We’re all Designers at Heart
Creating their wine label at the earliest opportunity seems to fascinate new wineries; it’s as if this is a guarantee of their future success. It’s certainly something to show your friends when the shots of the infant vineyard aren’t holding their attention.
But wine labels are only part of the entire visual identity of the winery’s new brand. In addition to the label and logo, there will be signage, a website, brochures, shelf talkers, banners, cartons, stationery and so on. These elements all need to work together to ensure cut-through, distinctiveness and memorability. The brand’s visual identity should support the brand’s positioning, its price point, provide suitable cues to the target audience and work with possible new elements, such as a sub-brand or even an upper tier.
Without creating the brand architecture first, one that has a target audience in mind and a clarity of message; without a clear and concise brief to a designer, that leads to the visual identity and logo, the new winery has a label that has been created prematurely and in isolation.

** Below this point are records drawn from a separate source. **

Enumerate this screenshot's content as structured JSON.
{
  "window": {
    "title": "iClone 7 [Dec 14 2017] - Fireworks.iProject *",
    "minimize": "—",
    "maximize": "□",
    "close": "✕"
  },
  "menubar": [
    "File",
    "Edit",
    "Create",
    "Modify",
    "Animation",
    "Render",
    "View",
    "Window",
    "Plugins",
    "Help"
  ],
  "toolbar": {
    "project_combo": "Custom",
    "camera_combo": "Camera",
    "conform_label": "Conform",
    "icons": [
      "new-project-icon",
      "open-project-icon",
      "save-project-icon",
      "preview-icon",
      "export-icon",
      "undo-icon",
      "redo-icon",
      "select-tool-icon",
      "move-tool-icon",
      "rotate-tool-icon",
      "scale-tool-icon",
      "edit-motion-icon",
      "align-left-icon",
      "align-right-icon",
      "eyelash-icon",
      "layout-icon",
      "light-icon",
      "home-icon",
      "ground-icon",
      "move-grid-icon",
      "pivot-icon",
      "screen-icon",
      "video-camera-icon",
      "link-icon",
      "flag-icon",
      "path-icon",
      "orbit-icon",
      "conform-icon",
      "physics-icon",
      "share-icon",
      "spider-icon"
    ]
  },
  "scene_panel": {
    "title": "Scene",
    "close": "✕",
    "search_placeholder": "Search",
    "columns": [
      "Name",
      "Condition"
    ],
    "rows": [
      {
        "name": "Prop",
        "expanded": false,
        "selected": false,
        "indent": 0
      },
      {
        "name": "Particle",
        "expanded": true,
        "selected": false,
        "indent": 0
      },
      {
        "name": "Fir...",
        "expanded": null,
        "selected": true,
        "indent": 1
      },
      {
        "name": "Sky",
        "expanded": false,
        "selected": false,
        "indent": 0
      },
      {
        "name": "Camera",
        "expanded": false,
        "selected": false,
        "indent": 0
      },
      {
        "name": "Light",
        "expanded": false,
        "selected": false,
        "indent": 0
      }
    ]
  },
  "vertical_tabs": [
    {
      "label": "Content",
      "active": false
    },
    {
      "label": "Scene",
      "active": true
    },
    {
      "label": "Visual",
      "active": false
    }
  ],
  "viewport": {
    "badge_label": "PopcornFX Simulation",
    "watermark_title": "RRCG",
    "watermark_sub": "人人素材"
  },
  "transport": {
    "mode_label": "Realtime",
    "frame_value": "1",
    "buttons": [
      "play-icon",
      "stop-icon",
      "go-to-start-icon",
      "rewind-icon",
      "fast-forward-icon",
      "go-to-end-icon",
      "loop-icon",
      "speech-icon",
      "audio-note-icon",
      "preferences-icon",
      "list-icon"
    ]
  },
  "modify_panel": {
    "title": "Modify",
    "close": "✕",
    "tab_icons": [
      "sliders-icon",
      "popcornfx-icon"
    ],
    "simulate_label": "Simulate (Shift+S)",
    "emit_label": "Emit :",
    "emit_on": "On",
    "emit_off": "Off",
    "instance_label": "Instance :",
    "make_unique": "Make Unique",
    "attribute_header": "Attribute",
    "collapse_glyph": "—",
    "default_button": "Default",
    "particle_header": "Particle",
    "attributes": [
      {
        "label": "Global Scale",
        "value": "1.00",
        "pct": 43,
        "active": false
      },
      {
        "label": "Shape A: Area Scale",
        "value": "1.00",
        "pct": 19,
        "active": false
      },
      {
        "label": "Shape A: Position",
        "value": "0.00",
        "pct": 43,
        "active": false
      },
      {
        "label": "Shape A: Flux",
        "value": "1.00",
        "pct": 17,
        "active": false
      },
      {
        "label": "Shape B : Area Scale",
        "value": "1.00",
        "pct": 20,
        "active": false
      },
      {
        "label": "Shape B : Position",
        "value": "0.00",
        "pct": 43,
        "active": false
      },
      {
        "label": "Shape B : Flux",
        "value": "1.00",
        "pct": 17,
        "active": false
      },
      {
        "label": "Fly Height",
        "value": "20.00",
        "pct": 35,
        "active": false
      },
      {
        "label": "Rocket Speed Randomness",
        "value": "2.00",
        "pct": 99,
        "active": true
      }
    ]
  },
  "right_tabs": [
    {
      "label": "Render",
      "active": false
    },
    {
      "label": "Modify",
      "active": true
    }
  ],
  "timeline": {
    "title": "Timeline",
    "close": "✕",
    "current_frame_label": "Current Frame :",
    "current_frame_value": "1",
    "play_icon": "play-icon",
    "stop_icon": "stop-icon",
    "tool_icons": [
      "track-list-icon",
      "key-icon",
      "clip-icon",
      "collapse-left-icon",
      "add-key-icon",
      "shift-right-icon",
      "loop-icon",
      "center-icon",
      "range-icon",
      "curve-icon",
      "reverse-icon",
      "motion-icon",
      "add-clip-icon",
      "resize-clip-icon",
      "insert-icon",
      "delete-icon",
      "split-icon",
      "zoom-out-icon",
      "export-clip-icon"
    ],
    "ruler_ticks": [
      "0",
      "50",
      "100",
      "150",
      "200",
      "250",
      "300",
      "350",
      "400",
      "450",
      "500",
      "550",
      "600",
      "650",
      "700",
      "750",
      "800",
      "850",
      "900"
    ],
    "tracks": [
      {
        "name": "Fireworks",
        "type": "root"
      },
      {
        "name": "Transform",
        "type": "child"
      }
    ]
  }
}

In a highly cluttered and competitive environment, the wine label needs to work effectively as part of a brand communications suite.
DIY Marketing & Sales
The wine sector is populated by a large number of underachievers. Not in viticulture and winemaking, but in branding, marketing and sales. The wine may be great, but the other elements in the marketing mix don’t work quite so well. DIY is usually the diagnosis here.
Many new wineries believe that the hard work starts and ends in the vineyard and cellar. “Once the wine’s in the bottle, the world will be beating a path to our (cellar) door. The marketing and sales can’t be so hard, we’ll do it ourselves.” Others come out of a business background and believe that their professional skills and contacts will ensure rapid and ongoing success. All are imbued with dangerous optimism and insufficient knowledge of the wine category, trade and consumers.
The audiences a winery speaks to about itself and its product are relatively sophisticated and they are spoiled for choice. From the global corporate machines to the top ranked, iconic wineries the key audiences (media, trade & consumer) receive well tuned and finely crafted brand messages. They are constantly flattered, hosted, rewarded and thanked for their attention and spending power. A new winery has to cut through all this clutter and static to bring the focus onto their new wine brand. This is hard work, it’s specialised work and rapid results are required.
Put it this way: You wouldn’t ask a marketer to make the wine – would you?